We met while we worked part-time at the campus cafeteria, and, somehow we just began spending time together. It is hard to describe our friendship then. We did a lot of things together. We would ride our bikes to the eastside, the westside, all around Lake Mendota and up the promontory where we got one of the finest views of the lake. Or, in summer, sit by the lake, just chatting, our feet dipping into the cold waters of Lake Mendota. Or, walk to the farmer’s market and get a taste of fresh, wholesome local American produce.
Sometimes, we would go to the popular Baker’s Room for coffee and croissant or anything else we fancied, and on the way back look into some of the shops.
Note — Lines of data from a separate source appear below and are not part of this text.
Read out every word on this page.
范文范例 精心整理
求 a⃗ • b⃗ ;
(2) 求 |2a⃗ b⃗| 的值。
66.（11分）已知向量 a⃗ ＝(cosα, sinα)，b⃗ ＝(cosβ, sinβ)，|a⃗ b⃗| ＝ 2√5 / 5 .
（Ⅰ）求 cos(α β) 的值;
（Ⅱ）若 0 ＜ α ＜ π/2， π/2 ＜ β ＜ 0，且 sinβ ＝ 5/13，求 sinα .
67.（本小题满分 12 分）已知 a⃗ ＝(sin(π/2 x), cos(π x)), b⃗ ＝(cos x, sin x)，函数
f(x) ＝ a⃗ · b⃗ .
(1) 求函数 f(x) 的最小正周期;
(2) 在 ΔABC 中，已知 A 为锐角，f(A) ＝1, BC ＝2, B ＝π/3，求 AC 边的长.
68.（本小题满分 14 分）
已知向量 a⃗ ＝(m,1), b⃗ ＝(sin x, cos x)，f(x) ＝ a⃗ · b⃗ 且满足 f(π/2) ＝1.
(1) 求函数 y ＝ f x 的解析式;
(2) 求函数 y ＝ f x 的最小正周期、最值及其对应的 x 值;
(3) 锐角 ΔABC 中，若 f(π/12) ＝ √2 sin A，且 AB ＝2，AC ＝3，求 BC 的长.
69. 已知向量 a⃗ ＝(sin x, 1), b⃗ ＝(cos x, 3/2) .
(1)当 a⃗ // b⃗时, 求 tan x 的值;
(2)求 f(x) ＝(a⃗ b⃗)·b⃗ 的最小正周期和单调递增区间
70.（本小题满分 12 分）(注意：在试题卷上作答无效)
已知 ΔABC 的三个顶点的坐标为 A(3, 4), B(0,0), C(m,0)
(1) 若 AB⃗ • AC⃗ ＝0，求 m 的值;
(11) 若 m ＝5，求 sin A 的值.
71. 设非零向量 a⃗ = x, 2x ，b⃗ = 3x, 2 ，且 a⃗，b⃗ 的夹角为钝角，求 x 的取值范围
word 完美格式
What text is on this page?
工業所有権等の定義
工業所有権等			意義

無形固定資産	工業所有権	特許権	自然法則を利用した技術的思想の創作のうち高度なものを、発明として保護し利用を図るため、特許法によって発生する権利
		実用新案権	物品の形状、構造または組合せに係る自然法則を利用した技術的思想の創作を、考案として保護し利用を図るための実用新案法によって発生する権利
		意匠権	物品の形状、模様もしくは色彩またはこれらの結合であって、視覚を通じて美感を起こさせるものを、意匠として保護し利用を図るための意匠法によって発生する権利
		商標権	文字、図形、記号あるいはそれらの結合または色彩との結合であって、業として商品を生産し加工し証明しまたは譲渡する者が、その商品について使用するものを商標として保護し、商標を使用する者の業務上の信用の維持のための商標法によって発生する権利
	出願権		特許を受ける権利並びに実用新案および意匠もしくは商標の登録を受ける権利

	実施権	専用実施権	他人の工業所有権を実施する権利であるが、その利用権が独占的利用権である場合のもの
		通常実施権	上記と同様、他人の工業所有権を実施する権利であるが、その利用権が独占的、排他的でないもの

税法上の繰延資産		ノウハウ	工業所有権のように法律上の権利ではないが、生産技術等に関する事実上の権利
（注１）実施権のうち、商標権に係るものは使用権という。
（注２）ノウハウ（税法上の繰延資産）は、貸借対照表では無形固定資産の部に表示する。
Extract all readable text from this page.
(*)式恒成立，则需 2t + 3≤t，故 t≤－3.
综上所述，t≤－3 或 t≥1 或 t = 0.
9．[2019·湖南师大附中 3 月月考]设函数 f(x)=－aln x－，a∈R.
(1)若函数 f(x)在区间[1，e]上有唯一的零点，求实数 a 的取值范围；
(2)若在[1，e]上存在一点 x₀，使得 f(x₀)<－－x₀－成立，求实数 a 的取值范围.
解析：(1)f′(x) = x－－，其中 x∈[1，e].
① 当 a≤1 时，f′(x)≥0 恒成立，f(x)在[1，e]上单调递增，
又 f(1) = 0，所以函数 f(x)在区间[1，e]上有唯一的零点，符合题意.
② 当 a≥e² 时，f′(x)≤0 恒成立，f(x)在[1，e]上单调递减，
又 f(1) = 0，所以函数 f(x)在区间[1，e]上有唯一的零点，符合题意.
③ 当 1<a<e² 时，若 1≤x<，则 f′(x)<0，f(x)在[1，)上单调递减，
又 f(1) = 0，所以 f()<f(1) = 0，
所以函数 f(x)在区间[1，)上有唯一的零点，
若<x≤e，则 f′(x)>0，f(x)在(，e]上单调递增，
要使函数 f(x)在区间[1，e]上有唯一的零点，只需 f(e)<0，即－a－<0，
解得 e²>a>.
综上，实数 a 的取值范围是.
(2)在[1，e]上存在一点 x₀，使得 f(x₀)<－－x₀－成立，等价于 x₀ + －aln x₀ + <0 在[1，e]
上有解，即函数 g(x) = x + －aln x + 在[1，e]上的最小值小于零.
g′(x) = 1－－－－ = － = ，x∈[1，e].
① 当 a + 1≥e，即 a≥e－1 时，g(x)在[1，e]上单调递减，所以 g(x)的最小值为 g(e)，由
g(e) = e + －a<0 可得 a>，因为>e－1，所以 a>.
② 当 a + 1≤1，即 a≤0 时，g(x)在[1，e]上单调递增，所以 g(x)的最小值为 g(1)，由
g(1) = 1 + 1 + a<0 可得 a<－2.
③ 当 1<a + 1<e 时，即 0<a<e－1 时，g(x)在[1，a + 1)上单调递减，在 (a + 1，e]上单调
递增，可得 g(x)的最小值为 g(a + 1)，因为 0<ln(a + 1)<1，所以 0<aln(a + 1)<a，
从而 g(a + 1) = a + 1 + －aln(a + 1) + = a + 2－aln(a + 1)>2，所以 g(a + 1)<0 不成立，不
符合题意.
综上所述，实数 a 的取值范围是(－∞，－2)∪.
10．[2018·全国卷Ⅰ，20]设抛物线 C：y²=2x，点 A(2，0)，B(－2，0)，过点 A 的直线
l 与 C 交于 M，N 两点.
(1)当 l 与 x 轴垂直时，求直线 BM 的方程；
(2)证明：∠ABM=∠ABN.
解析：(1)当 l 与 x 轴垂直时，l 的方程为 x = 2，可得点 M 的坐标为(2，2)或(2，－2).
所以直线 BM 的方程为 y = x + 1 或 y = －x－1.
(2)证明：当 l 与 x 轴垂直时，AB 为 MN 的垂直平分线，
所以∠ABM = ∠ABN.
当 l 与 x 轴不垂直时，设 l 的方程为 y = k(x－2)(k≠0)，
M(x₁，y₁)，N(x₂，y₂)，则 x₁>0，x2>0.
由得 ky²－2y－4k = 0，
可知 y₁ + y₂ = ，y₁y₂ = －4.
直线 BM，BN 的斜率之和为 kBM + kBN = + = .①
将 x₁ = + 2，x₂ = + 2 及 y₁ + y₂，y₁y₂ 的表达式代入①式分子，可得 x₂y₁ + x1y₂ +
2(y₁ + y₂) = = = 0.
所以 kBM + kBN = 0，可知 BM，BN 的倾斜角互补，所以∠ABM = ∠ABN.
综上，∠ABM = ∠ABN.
She discovered another place which served coffee and really rich all-American cakes, which we also frequented.
We also liked to watch some of those left-leaning type plays. I remember one play we attended by an all-women cast on the denuding effects of going nuclear. To illustrate the point, a few of the actresses performed in the nude in some scenes. There was not one act of misbehaviour from the audience. It was a learning experience!
On another occasion, on a summer day after our shifts, we sat outside the cafeteria just hanging out. Some people were swimming and one woman in a bikini got out of the water and walked across to the other side. Martha commented: “Three little triangles and nobody bats an eyelid!”
Ya, I thought suddenly becoming aware — nobody batted an eyelid! There was no discussion on it. But, I caught her perspective. I can’t remember us having an intellectual discussion on anything. Frankly, I can’t remember what we talked about! But my fondest memories of Madison are the times I spent with Martha.
I had other friends in Madison and back home, but at that point in my life no one was there like she was. She was the only one I could cry with. I, myself, didn’t know then what I was going through and couldn’t articulate it. Martha, herself, has her past and understood estrangement, and, maybe, she sensed something was not quite right with me or maybe she didn’t, but she accepted me as I was. For me, though, more than she accepted me, what mattered was that she was there.
At the lowest point in my life, when everything was falling apart, she was there. I dread to imagine what might have happened if she hadn’t been there. I am thankful to God that I didn’t experience that. And, that is why I say that Martha was a Godsend.
There has not been anyone like her before or after Madison. I have other very good friends, but at that point in my life, when the storm was raging about me, and I was going down under, she was there in my boat. Martha with her simple faith and great giving heart was the sleeping Christ in my tossing boat. I may not have known it then but, looking back, I believe I didn’t go down under because she was my one link with humanity. The ride becomes a little more bearable when someone is in the boat with you.
That’s a picture of us at my graduation. Martha had finished her master’s in social science but didn’t go for the graduation ceremony. She wore my robe and mortar board and that’s us laughing about it! (Yes, I looked a mess then!) Soon after graduation, she met Dan (who is now a professor in marine biology with Oregon State University, Corvallis) and they got married. That’s a picture of her lovely family now. Their eldest son is Tyler (front, right). Soon after he was born, they adopted a Korean boy, Ken (front, left) and their youngest is Nathan (back, right).
I am very happy for her and thank God for what she has.